University of Michigan Medical School 2020 Commencement Speech

Speech Topics

A Doctor from the Bayou: Community Health for the Underserved

When President Obama selected Dr. Regina Benjamin to be his Surgeon General, he chose a rural family doctor who had had spent her entire career caring for the poor and uninsured. As the founder of the Bayou Clinic in Bayou La Batre, Alabama (the shrimping village featured in the movie, Forrest Gump), Dr. Benjamin continues a career dedicated to underserved communities. To serve patients “too poor for insurance and too rich for Medicaid.” Dr. Benjamin created a community-based, integrated and prevention-focused system of care that became a model for serving low income communities. Legendary for accepting buckets of oysters as payment, she also mortgaged her own home to rebuild the clinic after it was destroyed by Hurricane Katrina. Dr. Benjamin’s initiatives demonstrate what we can learn from her clinic as a microcosm for larger healthcare delivery systems. She blends heartwarming patient care stories from the Bayou, current policy innovations that are improving outcomes across the Gulf states region, and the national perspective of a former Surgeon General in this informative talk.

Combating Health Disparities: Narrowing the Gap

Regina Benjamin is a national leader in preventative health, fighting health disparities and developing innovative community-based strategies for low-income and rural communities. As a rural family doctor serving poor communities, Dr. Benjamin has spent her career seeing the impact of healthcare disparities and the social determinants of health on several generations of patients in her community. She knows it’s well-documented and researched that your ZIP code is a better predictor of your health and longevity than your genetic code. As Surgeon General and founder and CEO of the Gulf States Health Policy Center, Dr. Benjamin has been the driving force behind research and policies to promote equity and access. Taking a public and population health perspective, she reviews the range of social determinants, ranging from income and education, racial disparities in black maternal health to the poor conditions of neighborhoods and recreational opportunities. Dr. Benjamin also explores practices and policies that will narrow the health gap.

Mental Health is a Public Health Issue

As Surgeon General, Dr. Regina Benjamin made mental health a public health issue by integrating both mental health and suicide prevention into the first national prevention strategy. Dr. Benjamin continues to influence both national and regional health policy as an advocate for a preventative public health approach to mental health — treating it as a chronic disease and eliminating stigma.

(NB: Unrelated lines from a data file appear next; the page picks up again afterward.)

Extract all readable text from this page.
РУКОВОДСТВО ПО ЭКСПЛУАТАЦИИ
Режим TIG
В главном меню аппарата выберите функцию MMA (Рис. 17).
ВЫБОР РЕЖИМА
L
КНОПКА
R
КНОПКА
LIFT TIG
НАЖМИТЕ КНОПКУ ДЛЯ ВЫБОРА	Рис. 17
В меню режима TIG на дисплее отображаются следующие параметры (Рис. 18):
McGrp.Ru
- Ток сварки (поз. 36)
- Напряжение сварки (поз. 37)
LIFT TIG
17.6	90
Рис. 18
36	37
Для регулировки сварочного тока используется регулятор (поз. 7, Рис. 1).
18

In this insightful talk, Dr. Benjamin discusses what we need to do to put mental health on an equal level with physical health, such as increasing access and integrating behavioral health and preventative mental health into primary care.  Combining her unique perspective as a policy maker, community practitioner and Surgeon General, she provides an achievable prescription for improving the mental health of our nation.

Making Suicide Prevention A National Priority

As Surgeon General, Dr. Benjamin not only de-stigmatized talking about suicide, she made suicide prevention a national priority. One of her proudest accomplishments as SG was to include suicide prevention in a national prevention strategy that put mental health on an equal level with physical health. Today, as both a practitioner and a policy maker, she continues to be a strong advocate for erasing stigma to prevent suicide and treating the “diseases of despair” that have become a national epidemic. Calling for suicide education that teaches everyone to recognize the warning signs of suicide, and ways to make it easier for those who are struggling to get help, Dr. Benjamin provides actionable solutions to one our nation’s most tragic public health issues.